A sestina on isolation
Hari Bravery
It’s easy to think there was a before,
when each and every minute
was packed with bubbling laughter;
a laughter that spills and laps
unimpeded by cobbled walls
of silence – before this great breakdown.
So silently did normalcy breakdown.
So quickly did we hunger for before.
Now all are trammelled by cavernous walls
and doze within an endless mire of minutes,
hands knotted tight in laps
as the TV spills canned laughter.
‘There is no such thing as too much laughter’,
and how funny to see the world reduced and broken down
to a minute glowing rectangle that sits upon your lap.
Was it like this before?
Does every grey and lonely minute
reveal those bleary prison walls
we all exist within? Walls
that constrain and ensnare - however gilded with laughter -
may finally be illumined, if only for these fleeting minutes.

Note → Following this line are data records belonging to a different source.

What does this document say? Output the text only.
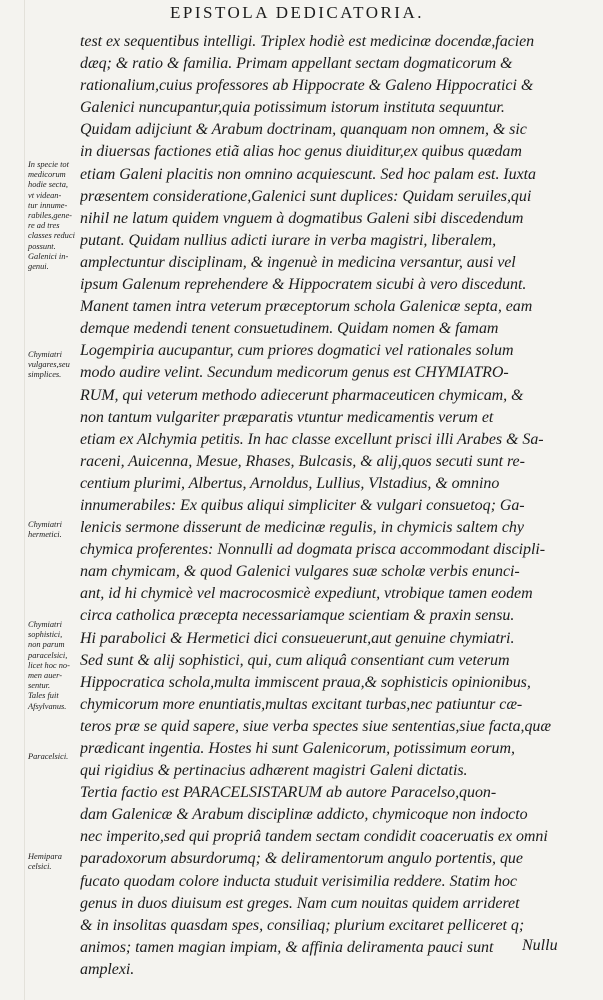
EPISTOLA DEDICATORIA.
test ex sequentibus intelligi. Triplex hodiè est medicinæ docendæ,facien
dæq; & ratio & familia. Primam appellant sectam dogmaticorum &
rationalium,cuius professores ab Hippocrate & Galeno Hippocratici &
Galenici nuncupantur,quia potissimum istorum instituta sequuntur.
Quidam adijciunt & Arabum doctrinam, quanquam non omnem, & sic
in diuersas factiones etiã alias hoc genus diuiditur,ex quibus quædam
etiam Galeni placitis non omnino acquiescunt. Sed hoc palam est. Iuxta
præsentem consideratione,Galenici sunt duplices: Quidam seruiles,qui
nihil ne latum quidem vnguem à dogmatibus Galeni sibi discedendum
putant. Quidam nullius adicti iurare in verba magistri, liberalem,
amplectuntur disciplinam, & ingenuè in medicina versantur, ausi vel
ipsum Galenum reprehendere & Hippocratem sicubi à vero discedunt.
Manent tamen intra veterum præceptorum schola Galenicæ septa, eam
demque medendi tenent consuetudinem. Quidam nomen & famam
Logempiria aucupantur, cum priores dogmatici vel rationales solum
modo audire velint. Secundum medicorum genus est CHYMIATRO-
RUM, qui veterum methodo adiecerunt pharmaceuticen chymicam, &
non tantum vulgariter præparatis vtuntur medicamentis verum et
etiam ex Alchymia petitis. In hac classe excellunt prisci illi Arabes & Sa-
raceni, Auicenna, Mesue, Rhases, Bulcasis, & alij,quos secuti sunt re-
centium plurimi, Albertus, Arnoldus, Lullius, Vlstadius, & omnino
innumerabiles: Ex quibus aliqui simpliciter & vulgari consuetoq; Ga-
lenicis sermone disserunt de medicinæ regulis, in chymicis saltem chy
chymica proferentes: Nonnulli ad dogmata prisca accommodant discipli-
nam chymicam, & quod Galenici vulgares suæ scholæ verbis enunci-
ant, id hi chymicè vel macrocosmicè expediunt, vtrobique tamen eodem
circa catholica præcepta necessariamque scientiam & praxin sensu.
Hi parabolici & Hermetici dici consueuerunt,aut genuine chymiatri.
Sed sunt & alij sophistici, qui, cum aliquâ consentiant cum veterum
Hippocratica schola,multa immiscent praua,& sophisticis opinionibus,
chymicorum more enuntiatis,multas excitant turbas,nec patiuntur cæ-
teros præ se quid sapere, siue verba spectes siue sententias,siue facta,quæ
prædicant ingentia. Hostes hi sunt Galenicorum, potissimum eorum,
qui rigidius & pertinacius adhærent magistri Galeni dictatis.
Tertia factio est PARACELSISTARUM ab autore Paracelso,quon-
dam Galenicæ & Arabum disciplinæ addicto, chymicoque non indocto
nec imperito,sed qui propriâ tandem sectam condidit coaceruatis ex omni
paradoxorum absurdorumq; & deliramentorum angulo portentis, que
fucato quodam colore inducta studuit verisimilia reddere. Statim hoc
genus in duos diuisum est greges. Nam cum nouitas quidem arrideret
& in insolitas quasdam spes, consiliaq; plurium excitaret pelliceret q;
animos; tamen magian impiam, & affinia deliramenta pauci sunt
amplexi.
In specie tot
medicorum
hodie secta,
vt videan-
tur innume-
rabiles,gene-
re ad tres
classes reduci
possunt.
Galenici in-
genui.
Chymiatri
vulgares,seu
simplices.
Chymiatri
hermetici.
Chymiatri
sophistici,
non parum
paracelsici,
licet hoc no-
men auer-
sentur.
Tales fuit
Afsylvanus.
Paracelsici.
Hemipara
celsici.
Nullu
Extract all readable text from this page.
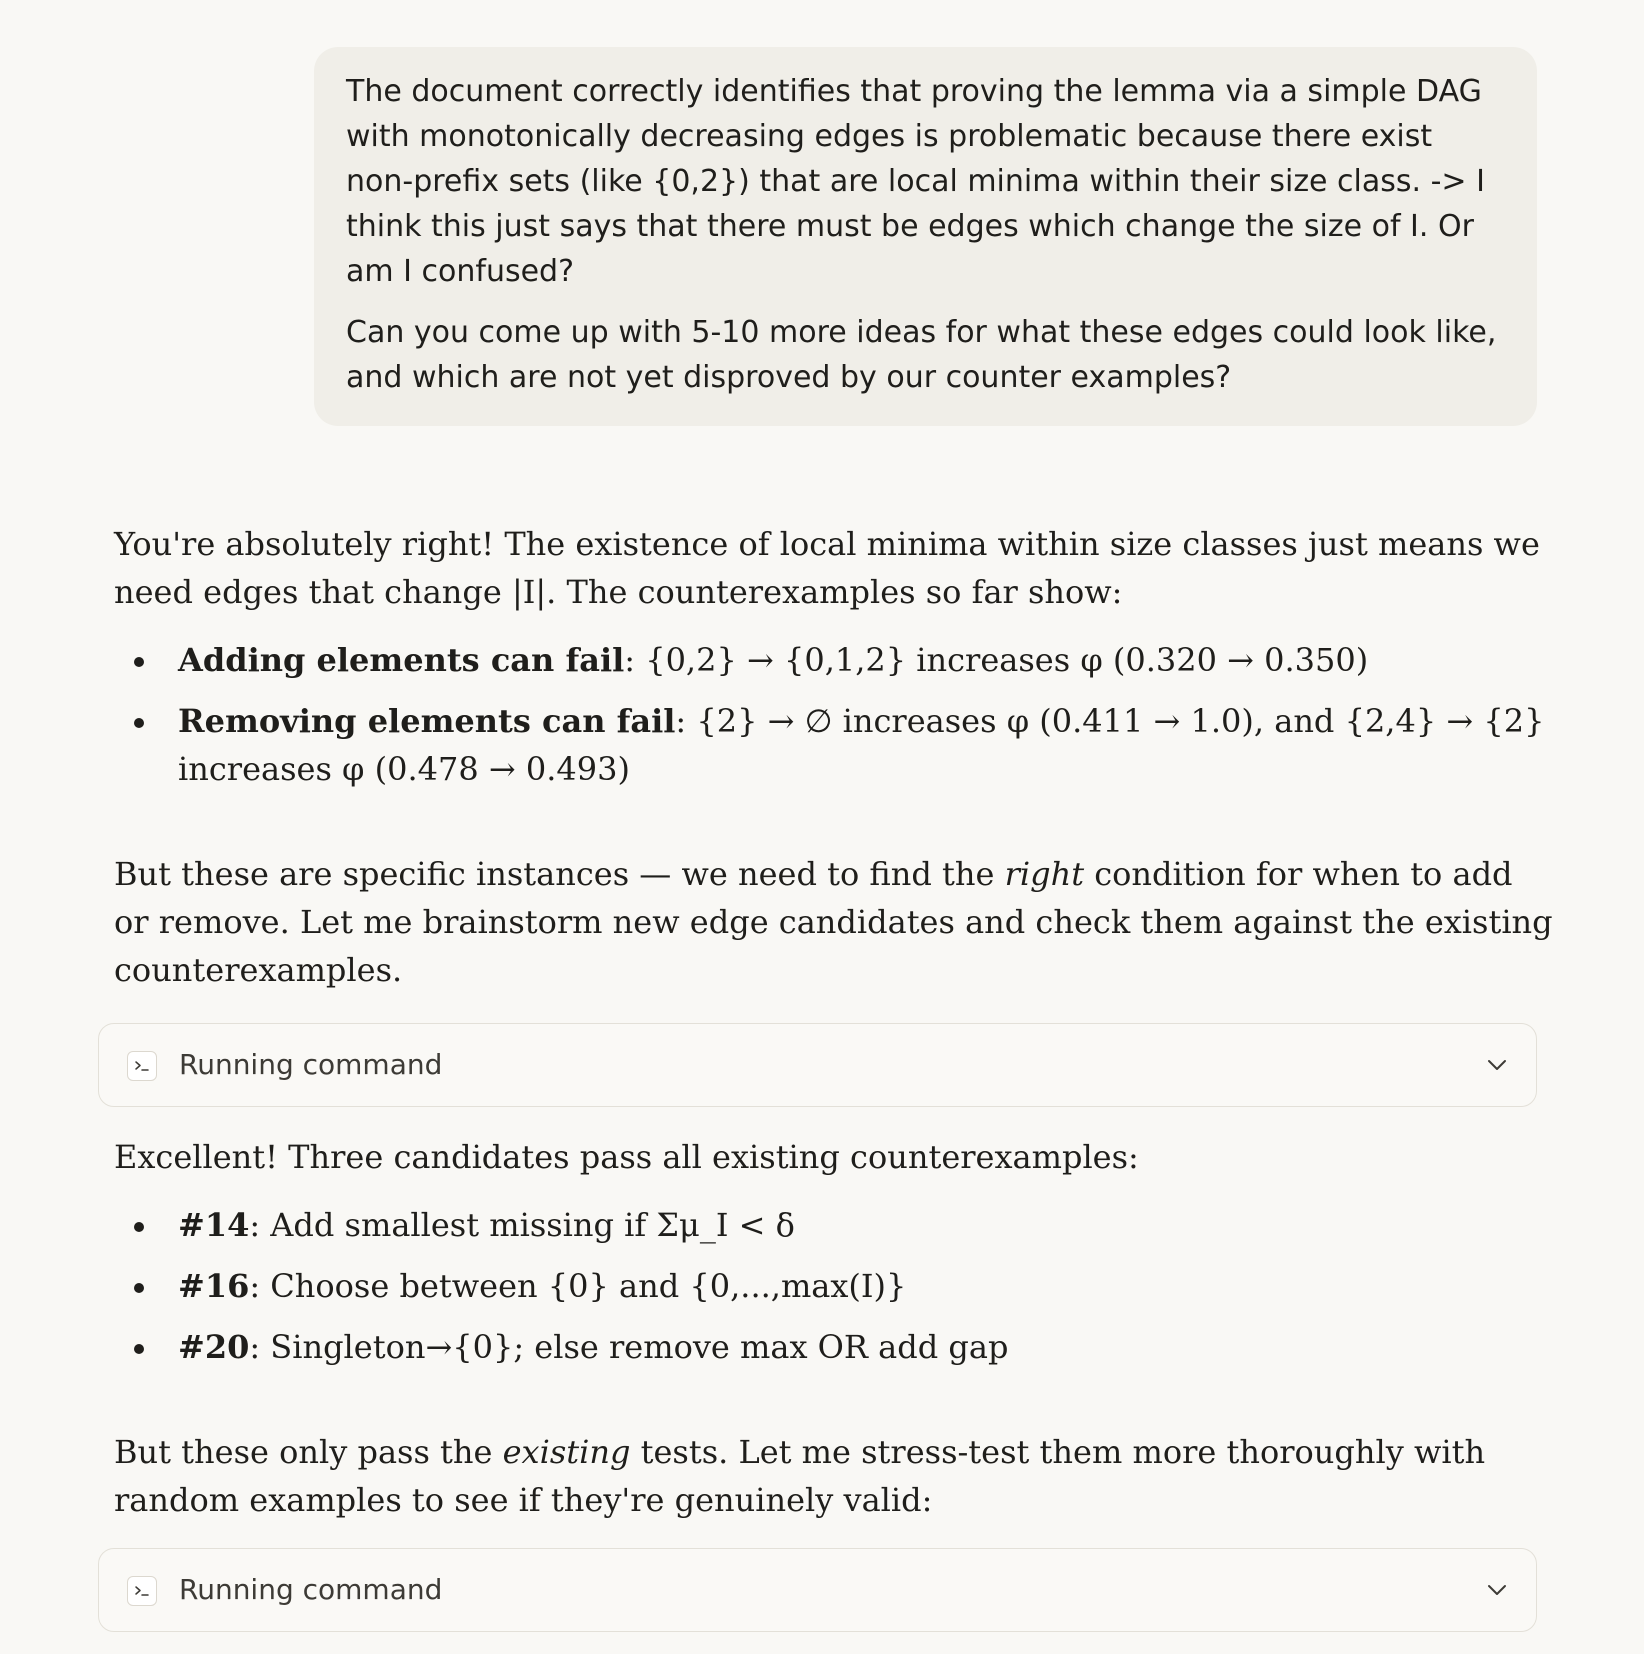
The document correctly identifies that proving the lemma via a simple DAG with monotonically decreasing edges is problematic because there exist non-prefix sets (like {0,2}) that are local minima within their size class. -> I think this just says that there must be edges which change the size of I. Or am I confused?

Can you come up with 5-10 more ideas for what these edges could look like, and which are not yet disproved by our counter examples?

You're absolutely right! The existence of local minima within size classes just means we need edges that change |I|. The counterexamples so far show:

Adding elements can fail: {0,2} → {0,1,2} increases φ (0.320 → 0.350)
Removing elements can fail: {2} → ∅ increases φ (0.411 → 1.0), and {2,4} → {2} increases φ (0.478 → 0.493)

But these are specific instances — we need to find the right condition for when to add or remove. Let me brainstorm new edge candidates and check them against the existing counterexamples.

Running command

Excellent! Three candidates pass all existing counterexamples:

#14: Add smallest missing if Σμ_I < δ
#16: Choose between {0} and {0,...,max(I)}
#20: Singleton→{0}; else remove max OR add gap

But these only pass the existing tests. Let me stress-test them more thoroughly with random examples to see if they're genuinely valid:

Running command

So we can see they needed breaking down.
The times that we desire, the before,
paces around our mind in arcing laps.
All this empty time simply laps
us up, like sea brine spurting over gabion walls;
no wonder we all yearn for an illusory before.
Yet in silence there’s a subtle kind of laughter,
between beans-on-toast breakfasts and the daily doled breakdown,
that makes me want to cling to every isolated minute.
Normalcy intones “I’ll be back in a minute!”
and soon we’ll rest our heads again in its maternal lap
as lockdown melancholia too breaks down.
And home’s mundane gaol walls
will melt away and be brimful of laughter
Just as it was in some vague time before.
These grey armies of minutes that pound our sanctuary walls
soon will float away to nothingness, and grainy black-and-white, vintage laughter
will lap again over recollections of this breakdown, just as it was before.